The baseline advantage
Thanks to AI, for the first time in business history, you know exactly what your competitor can do.
Index
The floor is now shared
Being the first to switch to AI won’t give you the competitive advantage you think it will
Price competition trap
Shared averageness doesn’t mean shared strategy
Reframe your strategic thinking
The floor is now shared
Competitive strategy has always operated in partial information. You knew your capabilities. You estimated your competitors’. You guessed at client expectations based on lagging signals.
AI collapses a significant portion of that asymmetry at the floor. Any organization with standard tooling can now produce a coherent strategy deck, a functional prototype, a market analysis, or a first-draft design system. You know what clients will stop being impressed by. You know what “good enough” looks like. You know, with reasonable confidence, what your competitor can produce on a Tuesday with a mid-size team and no specialized expertise.
“Far from being a source of differentiation, artificial intelligence will be a source of homogenization.”
— David Wingate, Barclay Burns & Jay Barney, MIT Sloan Management Review, May 2025
Most organizations still treat AI adoption as a competitive position, as if being faster to automate is a durable edge. The time required to replicate a successful software feature dropped from 18 months to 9–12 months in 2025.
The efficiency gains are real. They are also temporary, because they are universal.
Being the first to switch to AI won’t give you the competitive advantage you think it will
The more immediate danger is moving too fast in the wrong direction.
Some organizations are eliminating roles and dismantling processes on the assumption that AI has already replaced the function. In practice, the transition is partial. AI outputs require significant human judgment to evaluate, redirect, and apply. The institutional knowledge being discarded is often quietly load-bearing in ways that stay invisible until it’s gone.
Klarna eliminated 700 customer service agents in 2024, declaring AI had replaced them. The AI handled routine queries and standard resolutions. What it could not handle was the contextual and the relational: the customer who needed to feel heard, the unusual case that required judgment rather than pattern-matching. Klarna began quietly rehiring.
The baseline is incoming. That part is settled. The question is how efficiently you ride the wave.

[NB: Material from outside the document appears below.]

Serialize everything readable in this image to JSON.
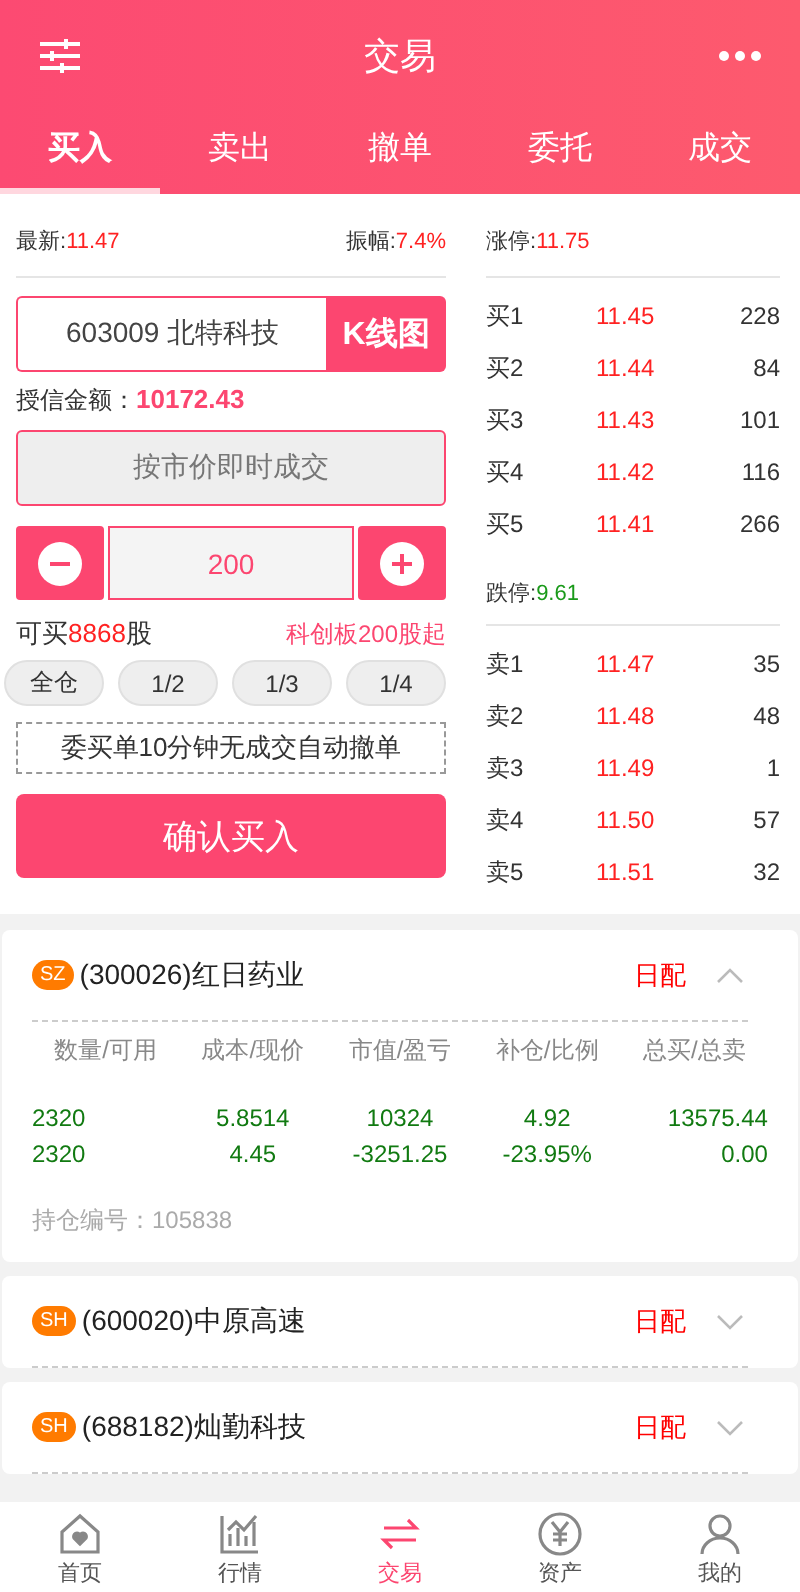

The organizations cutting too aggressively are eliminating the people who would have helped them navigate it.
Price competition trap
If AI reduces operational costs, competing more aggressively on price must be viable. Right?
AI access is not geographically bounded. Organizations in China, India, and emerging markets have access to the same tools, the same models, the same capabilities, combined with structurally lower labor costs. If your strategic response to the AI baseline is to compete on price, you are entering a race that will be won by the markets with the lowest structural costs.
“When every company can use the same AI models, the same AI-enabled tools, and the same vendor ecosystem, organizational context becomes the differentiator.”
— Ravi Kumar S, CEO of Cognizant, Harvard Business Review, February 2026
If the baseline equalizes capability, and price competition advantages structurally lower-cost markets, the only remaining competitive surface in premium markets is everything above the baseline.
Shared averageness doesn’t mean shared strategy
Once you accept that the floor is shared, the strategic question inverts: now that everyone can do the basics, where is differentiation being rebuilt?
The pattern in organizations that have read the baseline correctly is consistent: they are elevating the disciplines that produce non-replicable differentiation to strategic leadership.
Design is the clearest current example, not because design is universally the answer, but because it illustrates the logic. If AI can produce functional outputs at floor level, and price competition is a losing game in premium markets, the competitive surface migrates to the quality of the experience, the coherence of the product, the depth of the relationship. Those things require investment, leadership, and time, and they cannot be replicated by an API call.
Apple’s Liquid Glass is a sharp case study. iOS 26’s visual language uses real-time GPU-accelerated shader computations to simulate light refraction: physics-based rendering that requires Apple’s custom silicon. It cannot be replicated on commodity hardware. Apple had found a surface where their specific stack creates differentiation that is genuinely hard to copy.
The template here is not “invest in design.” It is: identify the intersection of your unique capabilities and the new expectations the baseline has established, and build there deliberately. For Apple, that’s hardware-software-design integration. For a professional services firm, it might be contextual judgment and institutional relationships. For a logistics company, it might be operational data no competitor has access to.
Reframe your strategic thinking
Most organizations are asking: how do we use AI better than our competitors?
The more productive question: what do we own that the baseline cannot replicate, and are we investing in it accordingly?
The baseline is the same for everyone. For the first time, you can see the floor. You know what your clients will expect as minimum. You know what any competent competitor can deliver. Whether you race toward the floor or build deliberately above it is the strategic choice available to you right now.